La qualité du patrimoine des foncières de centres commerciaux (hormis Wereldhave) bien au-dessus de la
moyenne du marché devrait permettre de défendre les valeurs locatives :

 

Positionnement du portefeuille :

À la lumière des éléments prés cités, nous restons investis dans les foncières de commerce et ce en dépit de la rechute épidémique que nous traversons. Nous estimons que la valorisation actuelle présente un risque asymétrique, puisqu’elle reflète d’ores et déjà une évolution très pessimiste de la situation sanitaire (soit une fermeture des commerces en 2022 aussi sévère qu’en 2021). On dispose en outre d’éléments tangibles (délais de fabrication d’un nouveau vaccin et durée de la saison hivernale) permettant d’envisager un report de la croissance du premier au second trimestre le cas échéant. Les investisseurs devraient alors donner rapidement crédit à un ensemble d’éléments positifs pour les foncières de commerce qui sont :
• L’effet d’une année avec moins, voire aucune restriction sur les revenus,
• Prévision de croissance économique forte,
• Épargne accumulée très importante,
• Qualité des actifs toujours recherchés par les enseignes.


Le redressement significatif de la valorisation des foncières de centres commerciaux outre atlantique observé jusqu’à présent valide ce scénario.

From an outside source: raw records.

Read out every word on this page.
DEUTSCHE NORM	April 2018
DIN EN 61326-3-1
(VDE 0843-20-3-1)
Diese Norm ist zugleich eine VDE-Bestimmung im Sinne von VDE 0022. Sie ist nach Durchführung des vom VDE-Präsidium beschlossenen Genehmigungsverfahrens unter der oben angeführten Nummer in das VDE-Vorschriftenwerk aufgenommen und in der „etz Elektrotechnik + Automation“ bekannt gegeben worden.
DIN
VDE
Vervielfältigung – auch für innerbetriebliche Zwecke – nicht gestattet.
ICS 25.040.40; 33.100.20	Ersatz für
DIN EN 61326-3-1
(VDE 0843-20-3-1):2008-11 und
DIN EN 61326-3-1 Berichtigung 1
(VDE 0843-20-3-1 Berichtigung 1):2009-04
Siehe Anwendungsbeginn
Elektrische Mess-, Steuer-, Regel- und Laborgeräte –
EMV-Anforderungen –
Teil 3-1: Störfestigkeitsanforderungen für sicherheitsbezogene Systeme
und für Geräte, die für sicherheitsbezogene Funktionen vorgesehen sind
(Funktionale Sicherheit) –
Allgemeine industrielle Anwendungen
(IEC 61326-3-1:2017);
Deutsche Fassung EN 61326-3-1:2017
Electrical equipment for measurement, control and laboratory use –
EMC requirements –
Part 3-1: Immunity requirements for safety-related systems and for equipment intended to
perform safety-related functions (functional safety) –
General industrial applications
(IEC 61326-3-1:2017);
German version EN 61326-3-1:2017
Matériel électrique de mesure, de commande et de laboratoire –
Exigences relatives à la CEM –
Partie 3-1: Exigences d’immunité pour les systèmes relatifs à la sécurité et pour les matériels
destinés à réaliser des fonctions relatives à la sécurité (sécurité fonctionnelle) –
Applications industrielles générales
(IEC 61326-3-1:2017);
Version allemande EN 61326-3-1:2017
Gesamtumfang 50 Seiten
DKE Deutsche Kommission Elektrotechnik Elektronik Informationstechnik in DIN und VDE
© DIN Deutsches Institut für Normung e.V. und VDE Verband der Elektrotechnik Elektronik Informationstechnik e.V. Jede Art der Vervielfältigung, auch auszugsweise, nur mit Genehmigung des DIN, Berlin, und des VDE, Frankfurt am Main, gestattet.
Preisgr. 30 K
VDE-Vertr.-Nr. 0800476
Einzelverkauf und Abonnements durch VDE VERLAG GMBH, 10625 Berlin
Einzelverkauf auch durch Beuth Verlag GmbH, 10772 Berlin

Nous restons par ailleurs prudents au regard des niveaux de valorisation atteints par certaines classes d’actifs (logistique, santé, stockage) boostées par la crise du Covid et les excès de liquidité. Ces valorisations ne laissent pas de place à de moins bonnes nouvelles, nous concentrons ainsi les investissements sur les quelques dossiers encore accessibles. Concernant les classes d’actifs dont la valorisation est située entre ces deux extrêmes, le résidentiel allemand présente un point d’entrée à nouveau attractif dans la perspective d’une levée du risque politique sur la revalorisation des loyers. La mise en place d’un cadre réglementaire par la nouvelle coalition pourrait précipiter le retour des investisseurs si celui-ci préserve les intérêts des bailleurs. Les foncières de bureaux restent quant à elles pénalisées par le manque de visibilité sur les conséquences du télétravail. La demande des utilisateurs reste toutefois soutenue pour les actifs récents répondant aux meilleures normes environnementales.
On peut ainsi trouver des opportunités d’investissements attractives. ■


Achevé de rédiger le 8 décembre 2021

 

 

(1) L’investisseur privilégiant le style “croissance” se focalise principalement sur le potentiel de croissance des bénéfices des sociétés en espérant que la croissance du chiffre d’affaires et des résultats soit supérieure à celle de son secteur ou à la moyenne du marché.
(2) Titres sous-évaluées par le marché à un instant donné, c’est-à-dire dont la valorisation boursière est inférieure à ce qu’elle devrait être au regard des résultats et de la valeur des actifs de l’entreprise.

(3) Source : Rothschild & Co Asset Management Europe, 30/11/2021.